The DESA official said the global economic outlook was “cloudy” at best, with growth estimated to be a modest four per cent this year and 3.5 per cent in 2023, contingent on an ease in supply chain disruptions, lower inflation, equitable distribution of COVID-19 vaccinations across countries and regions, an ease in COVID-19 cases, and “no surprises in monetary policies” in developed countries.

He said there continued to be worrying trends of high extreme poverty rates, unemployment, lower income levels, and unequal access to COVID-19 vaccines that must be addressed.

According to the 232-page UN report, an estimated 64 million more people could live in extreme poverty in 2022, when compared to 2019 estimates.

Rashid said the situation was even more worrying for developing countries, adding that the pandemic had reversed poverty reduction trends, which was estimated at 812 million people globally in extreme poverty in 2019, compared to an estimated 897 million in 2020 when the pandemic struck, and 889 million last year.

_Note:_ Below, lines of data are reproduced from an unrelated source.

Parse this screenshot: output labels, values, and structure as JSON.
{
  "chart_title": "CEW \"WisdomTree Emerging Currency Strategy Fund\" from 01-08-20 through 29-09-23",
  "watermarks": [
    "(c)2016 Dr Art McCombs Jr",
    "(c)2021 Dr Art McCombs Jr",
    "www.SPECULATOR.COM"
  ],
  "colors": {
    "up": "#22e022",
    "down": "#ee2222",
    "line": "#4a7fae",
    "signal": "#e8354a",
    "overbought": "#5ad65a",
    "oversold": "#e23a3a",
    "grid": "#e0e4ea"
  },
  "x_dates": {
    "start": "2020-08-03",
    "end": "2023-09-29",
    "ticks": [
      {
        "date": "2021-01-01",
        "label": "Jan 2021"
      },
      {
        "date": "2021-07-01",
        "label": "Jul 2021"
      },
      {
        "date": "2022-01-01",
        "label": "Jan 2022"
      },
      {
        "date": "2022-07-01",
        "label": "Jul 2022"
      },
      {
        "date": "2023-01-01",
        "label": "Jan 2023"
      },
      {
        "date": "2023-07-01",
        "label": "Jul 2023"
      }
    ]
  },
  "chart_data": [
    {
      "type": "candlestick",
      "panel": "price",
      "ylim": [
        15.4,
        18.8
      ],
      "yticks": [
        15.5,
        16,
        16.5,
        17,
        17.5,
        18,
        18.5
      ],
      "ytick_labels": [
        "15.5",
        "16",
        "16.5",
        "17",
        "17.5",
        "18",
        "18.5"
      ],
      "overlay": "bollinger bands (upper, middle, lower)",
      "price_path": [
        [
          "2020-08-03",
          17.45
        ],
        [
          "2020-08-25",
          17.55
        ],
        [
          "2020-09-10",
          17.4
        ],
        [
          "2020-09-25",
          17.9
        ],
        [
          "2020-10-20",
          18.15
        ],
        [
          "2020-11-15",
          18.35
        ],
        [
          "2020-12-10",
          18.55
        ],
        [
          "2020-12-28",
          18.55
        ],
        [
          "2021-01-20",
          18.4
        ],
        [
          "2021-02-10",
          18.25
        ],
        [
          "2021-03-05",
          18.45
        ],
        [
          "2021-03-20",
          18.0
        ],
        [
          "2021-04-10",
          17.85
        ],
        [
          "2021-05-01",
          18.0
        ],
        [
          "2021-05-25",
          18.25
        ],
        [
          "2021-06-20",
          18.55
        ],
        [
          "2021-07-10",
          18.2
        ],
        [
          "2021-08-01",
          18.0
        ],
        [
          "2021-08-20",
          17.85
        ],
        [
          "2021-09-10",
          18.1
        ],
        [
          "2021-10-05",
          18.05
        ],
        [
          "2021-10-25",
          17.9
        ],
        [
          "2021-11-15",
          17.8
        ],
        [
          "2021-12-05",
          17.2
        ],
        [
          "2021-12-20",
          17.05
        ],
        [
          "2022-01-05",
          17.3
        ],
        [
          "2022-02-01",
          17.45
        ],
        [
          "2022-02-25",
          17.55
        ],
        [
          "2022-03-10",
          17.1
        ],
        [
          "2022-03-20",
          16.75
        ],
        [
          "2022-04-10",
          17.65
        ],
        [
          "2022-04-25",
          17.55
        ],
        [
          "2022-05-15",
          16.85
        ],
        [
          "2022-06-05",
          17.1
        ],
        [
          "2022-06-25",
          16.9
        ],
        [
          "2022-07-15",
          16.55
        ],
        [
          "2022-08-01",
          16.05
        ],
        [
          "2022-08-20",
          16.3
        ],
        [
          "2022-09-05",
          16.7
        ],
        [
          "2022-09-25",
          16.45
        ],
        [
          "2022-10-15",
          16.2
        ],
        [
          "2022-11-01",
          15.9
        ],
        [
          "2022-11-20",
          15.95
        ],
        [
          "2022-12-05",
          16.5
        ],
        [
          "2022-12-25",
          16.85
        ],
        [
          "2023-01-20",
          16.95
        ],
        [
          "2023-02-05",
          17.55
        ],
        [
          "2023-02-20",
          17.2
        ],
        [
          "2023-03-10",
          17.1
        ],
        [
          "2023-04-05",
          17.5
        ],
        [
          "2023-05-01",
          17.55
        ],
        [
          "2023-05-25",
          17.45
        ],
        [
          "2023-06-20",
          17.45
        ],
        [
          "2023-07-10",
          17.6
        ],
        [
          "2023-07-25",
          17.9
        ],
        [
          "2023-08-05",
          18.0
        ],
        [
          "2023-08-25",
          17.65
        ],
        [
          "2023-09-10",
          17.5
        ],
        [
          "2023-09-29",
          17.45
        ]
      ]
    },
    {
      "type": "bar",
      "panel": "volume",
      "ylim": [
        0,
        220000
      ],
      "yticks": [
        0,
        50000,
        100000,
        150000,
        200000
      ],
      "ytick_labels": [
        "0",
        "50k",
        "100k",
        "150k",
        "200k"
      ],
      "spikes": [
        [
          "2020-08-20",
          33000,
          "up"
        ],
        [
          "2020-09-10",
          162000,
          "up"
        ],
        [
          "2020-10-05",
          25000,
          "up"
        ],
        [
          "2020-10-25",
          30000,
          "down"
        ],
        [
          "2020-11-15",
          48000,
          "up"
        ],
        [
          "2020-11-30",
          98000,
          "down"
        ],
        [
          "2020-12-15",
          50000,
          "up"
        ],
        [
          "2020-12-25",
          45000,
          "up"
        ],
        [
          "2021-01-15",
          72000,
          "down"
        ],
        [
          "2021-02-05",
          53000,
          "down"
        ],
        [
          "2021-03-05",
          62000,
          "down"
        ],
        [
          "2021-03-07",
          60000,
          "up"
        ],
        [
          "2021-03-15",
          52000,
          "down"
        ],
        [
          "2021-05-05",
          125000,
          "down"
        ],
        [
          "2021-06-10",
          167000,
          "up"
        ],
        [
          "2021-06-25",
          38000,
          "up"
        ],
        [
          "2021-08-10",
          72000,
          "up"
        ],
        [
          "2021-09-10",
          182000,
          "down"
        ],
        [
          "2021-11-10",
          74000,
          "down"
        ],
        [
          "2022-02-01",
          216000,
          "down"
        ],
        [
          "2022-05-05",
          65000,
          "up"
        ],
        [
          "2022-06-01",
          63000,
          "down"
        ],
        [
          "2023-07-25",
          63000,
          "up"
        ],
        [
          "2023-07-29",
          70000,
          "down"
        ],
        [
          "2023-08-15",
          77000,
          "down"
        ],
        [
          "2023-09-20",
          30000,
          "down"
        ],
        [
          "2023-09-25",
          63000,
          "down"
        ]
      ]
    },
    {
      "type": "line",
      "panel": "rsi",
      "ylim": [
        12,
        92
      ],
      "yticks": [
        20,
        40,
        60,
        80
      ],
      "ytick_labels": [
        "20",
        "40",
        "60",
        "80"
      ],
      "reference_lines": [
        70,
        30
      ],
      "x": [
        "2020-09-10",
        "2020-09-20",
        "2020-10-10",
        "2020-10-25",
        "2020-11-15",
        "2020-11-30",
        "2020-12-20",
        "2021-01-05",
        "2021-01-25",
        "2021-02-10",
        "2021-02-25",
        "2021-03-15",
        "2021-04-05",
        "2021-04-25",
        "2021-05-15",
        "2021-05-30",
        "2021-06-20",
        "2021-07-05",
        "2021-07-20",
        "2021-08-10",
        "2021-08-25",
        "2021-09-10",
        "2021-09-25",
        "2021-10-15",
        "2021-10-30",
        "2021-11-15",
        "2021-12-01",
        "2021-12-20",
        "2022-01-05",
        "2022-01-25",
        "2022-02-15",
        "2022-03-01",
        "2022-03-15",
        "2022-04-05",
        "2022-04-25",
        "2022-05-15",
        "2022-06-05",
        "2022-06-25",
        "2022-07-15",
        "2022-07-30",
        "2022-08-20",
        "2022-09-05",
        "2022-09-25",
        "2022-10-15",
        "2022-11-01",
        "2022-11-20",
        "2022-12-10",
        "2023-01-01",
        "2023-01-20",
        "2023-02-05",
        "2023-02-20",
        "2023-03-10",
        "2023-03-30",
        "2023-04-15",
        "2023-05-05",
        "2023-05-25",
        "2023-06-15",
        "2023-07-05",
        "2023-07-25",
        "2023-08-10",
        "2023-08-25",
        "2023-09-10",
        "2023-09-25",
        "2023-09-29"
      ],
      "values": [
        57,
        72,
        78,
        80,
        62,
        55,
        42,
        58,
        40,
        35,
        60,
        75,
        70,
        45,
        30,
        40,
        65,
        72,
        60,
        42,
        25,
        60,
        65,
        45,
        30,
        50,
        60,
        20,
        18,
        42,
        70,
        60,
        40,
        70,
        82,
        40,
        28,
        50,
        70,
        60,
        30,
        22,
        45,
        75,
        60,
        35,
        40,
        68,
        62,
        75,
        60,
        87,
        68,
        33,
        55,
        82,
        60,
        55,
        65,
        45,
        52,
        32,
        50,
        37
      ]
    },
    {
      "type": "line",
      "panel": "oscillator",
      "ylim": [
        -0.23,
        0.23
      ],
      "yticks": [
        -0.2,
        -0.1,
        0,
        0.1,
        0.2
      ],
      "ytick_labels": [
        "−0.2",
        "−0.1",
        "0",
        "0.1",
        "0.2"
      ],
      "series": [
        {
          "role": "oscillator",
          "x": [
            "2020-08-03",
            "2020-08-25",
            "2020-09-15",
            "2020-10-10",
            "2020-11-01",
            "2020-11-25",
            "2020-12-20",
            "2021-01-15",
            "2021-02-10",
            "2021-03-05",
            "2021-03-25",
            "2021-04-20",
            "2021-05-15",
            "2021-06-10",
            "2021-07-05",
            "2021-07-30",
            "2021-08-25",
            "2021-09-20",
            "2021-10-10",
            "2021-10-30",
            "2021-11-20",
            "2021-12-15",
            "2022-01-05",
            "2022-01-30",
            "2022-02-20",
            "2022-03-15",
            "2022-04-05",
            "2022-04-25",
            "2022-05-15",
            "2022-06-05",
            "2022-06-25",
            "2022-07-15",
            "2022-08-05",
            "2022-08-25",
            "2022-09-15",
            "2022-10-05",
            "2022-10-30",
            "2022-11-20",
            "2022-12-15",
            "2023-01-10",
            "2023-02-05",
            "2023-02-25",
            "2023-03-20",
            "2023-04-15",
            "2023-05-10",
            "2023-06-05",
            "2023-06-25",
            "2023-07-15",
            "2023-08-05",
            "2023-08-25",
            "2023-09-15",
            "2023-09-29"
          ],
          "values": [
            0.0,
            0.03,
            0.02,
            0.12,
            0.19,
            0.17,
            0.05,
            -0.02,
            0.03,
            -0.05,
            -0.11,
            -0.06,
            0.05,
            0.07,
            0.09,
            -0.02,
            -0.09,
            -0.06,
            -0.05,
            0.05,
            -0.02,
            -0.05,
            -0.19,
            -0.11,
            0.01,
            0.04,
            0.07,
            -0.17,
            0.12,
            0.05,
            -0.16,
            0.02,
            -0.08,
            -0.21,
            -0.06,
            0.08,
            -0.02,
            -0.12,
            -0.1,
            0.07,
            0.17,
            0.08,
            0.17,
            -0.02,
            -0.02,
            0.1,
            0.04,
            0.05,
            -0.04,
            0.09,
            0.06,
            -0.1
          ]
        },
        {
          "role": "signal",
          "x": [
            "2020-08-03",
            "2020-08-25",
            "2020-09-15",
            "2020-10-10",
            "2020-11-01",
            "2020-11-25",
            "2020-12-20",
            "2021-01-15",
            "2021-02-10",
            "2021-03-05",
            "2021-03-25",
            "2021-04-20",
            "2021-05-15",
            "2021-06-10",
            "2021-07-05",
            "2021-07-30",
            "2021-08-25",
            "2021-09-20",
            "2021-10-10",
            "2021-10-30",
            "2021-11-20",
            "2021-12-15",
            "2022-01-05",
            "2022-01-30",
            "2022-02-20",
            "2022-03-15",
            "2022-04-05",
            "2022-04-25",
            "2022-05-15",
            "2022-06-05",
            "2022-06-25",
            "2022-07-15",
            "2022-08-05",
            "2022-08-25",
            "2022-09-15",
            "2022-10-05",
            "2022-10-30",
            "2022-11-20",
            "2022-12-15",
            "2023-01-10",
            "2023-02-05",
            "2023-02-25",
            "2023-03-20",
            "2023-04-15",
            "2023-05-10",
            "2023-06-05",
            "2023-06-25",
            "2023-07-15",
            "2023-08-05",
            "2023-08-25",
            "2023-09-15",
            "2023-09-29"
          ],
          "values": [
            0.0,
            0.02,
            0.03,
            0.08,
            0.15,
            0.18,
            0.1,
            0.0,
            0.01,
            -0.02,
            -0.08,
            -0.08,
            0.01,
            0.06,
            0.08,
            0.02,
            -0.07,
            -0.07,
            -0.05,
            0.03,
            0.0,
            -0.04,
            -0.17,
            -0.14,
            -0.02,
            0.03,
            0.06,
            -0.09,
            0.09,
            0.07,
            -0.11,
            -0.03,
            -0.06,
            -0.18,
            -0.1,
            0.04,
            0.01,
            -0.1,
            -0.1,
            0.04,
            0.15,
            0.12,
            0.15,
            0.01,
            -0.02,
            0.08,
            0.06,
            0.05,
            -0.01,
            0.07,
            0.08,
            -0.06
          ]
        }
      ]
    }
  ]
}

He expressed concern about the loss of jobs in developing countries, which he said was especially impacting women and youth, even as commodity prices continued to rise, threatening food security.

“Some of the developing countries are doing better than others, especially commodity exporters, due to some pick up in commodity prices. On the other hand, some of the tourism-dependent countries are still hurting very much because tourism hasn’t picked up as yet,” said Rashid.

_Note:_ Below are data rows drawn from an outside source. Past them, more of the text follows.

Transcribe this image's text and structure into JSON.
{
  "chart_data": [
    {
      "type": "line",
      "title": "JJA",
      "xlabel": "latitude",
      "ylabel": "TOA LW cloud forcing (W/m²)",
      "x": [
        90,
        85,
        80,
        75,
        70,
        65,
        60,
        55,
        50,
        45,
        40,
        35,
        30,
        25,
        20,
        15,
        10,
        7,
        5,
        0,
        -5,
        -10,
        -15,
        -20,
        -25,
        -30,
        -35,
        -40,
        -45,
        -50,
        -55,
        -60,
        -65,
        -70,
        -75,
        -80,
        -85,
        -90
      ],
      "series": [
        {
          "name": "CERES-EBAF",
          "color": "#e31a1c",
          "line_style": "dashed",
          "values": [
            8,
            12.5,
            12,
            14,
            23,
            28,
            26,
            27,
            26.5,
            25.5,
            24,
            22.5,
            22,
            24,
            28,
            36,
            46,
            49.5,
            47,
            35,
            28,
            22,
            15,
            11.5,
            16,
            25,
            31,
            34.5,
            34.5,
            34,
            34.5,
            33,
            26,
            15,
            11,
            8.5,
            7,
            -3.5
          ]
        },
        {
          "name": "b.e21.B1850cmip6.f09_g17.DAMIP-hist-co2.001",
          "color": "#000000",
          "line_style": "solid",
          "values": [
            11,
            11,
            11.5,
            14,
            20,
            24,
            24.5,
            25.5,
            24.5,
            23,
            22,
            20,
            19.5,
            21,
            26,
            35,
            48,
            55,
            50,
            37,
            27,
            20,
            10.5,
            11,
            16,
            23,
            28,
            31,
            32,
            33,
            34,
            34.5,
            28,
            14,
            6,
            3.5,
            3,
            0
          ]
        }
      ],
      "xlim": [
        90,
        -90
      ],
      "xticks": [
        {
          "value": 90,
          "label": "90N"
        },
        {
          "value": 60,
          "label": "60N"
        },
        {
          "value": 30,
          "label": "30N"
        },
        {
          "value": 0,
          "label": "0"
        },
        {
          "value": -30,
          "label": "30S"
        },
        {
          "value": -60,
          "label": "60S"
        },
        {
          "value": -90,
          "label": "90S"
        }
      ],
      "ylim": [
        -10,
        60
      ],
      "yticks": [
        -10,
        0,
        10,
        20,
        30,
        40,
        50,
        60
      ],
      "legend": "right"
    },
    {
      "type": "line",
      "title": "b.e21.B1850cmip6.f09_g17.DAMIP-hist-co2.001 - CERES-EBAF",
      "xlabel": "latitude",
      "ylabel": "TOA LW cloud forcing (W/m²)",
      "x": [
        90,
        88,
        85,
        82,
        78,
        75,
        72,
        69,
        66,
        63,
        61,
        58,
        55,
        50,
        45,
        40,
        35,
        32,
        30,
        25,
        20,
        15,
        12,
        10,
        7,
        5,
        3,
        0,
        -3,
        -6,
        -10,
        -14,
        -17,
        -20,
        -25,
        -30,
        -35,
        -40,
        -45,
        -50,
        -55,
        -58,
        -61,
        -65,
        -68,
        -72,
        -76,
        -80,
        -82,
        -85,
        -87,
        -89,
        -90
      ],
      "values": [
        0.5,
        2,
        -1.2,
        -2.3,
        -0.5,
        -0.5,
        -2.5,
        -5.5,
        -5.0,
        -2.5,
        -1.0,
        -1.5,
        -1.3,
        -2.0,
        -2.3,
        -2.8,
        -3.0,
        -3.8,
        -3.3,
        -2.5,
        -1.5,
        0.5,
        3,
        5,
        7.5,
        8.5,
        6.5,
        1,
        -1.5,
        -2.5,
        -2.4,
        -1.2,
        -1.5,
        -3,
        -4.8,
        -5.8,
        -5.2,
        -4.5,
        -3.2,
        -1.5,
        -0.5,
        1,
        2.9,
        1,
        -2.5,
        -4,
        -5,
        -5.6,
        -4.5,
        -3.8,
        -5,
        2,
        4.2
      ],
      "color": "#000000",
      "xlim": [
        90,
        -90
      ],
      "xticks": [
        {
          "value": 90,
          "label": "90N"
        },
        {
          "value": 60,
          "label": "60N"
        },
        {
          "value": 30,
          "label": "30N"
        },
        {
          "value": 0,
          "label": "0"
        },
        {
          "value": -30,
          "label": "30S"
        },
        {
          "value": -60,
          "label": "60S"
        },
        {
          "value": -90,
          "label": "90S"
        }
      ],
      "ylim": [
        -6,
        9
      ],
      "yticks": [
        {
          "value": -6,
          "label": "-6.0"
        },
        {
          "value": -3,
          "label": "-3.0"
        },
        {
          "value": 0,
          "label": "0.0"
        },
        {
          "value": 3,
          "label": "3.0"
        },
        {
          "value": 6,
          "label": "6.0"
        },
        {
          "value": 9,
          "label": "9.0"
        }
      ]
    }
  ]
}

He also expressed concern about a widening income gap between rich and poor countries, explaining that while GDP per capita in developed countries was expected to fully recover next year, the GDP per capita in developing countries was expected to remain “below levels projected before the pandemic”.

The macroeconomic policy advisor said the current situation called for proactive fiscal policies, better public debt management, job creation, social protection, better use of technology and ramped up support for low-income countries from the international community.

“Fiscal space is limited for many countries and on top of that, many of them are facing high levels of debt, and the rising cost of public debt is [posing] a lot of challenges for them. We have to strengthen international cooperation for low- and middle-income countries, especially in terms of debt relief and debt restructuring,” said Rashid.

“We have a situation where many of the developing countries need significant fiscal support but they cannot do it because of this debt overhanging, debt burden that they are facing, and that is where the international cooperation must play an important role to provide meaningful debt restructuring and debt relief to stimulate the recovery and sustain the recovery in the near term,” he said.

The UN report predicts that, collectively, the Caribbean economy would expand 11.5 per cent this year and 3.7 per cent next year. It estimated growth of 3.2 per cent for the Caribbean last year.

Zhenmin cautioned that the global economy was still “in a time of great uncertainty” with no immediate end in sight to the COVID-19 pandemic.

He said the economic and social challenges facing the world could slow the pace or reverse progress countries made towards achieving the UN 2030 Sustainable Development Goals (SDGs).

The senior UN official said in addition to the need for lower inflation rates, sound fiscal policies, job creation, higher investments, continued social protection and equity in COVID-19 vaccination, countries should continue to work towards reducing their carbon dioxide emissions.

“We are at a critical juncture in human history today. Decisions we make and actions we take today will profoundly affect future generations and shift our common destiny. So, let us turn this crisis into opportunity,” he said.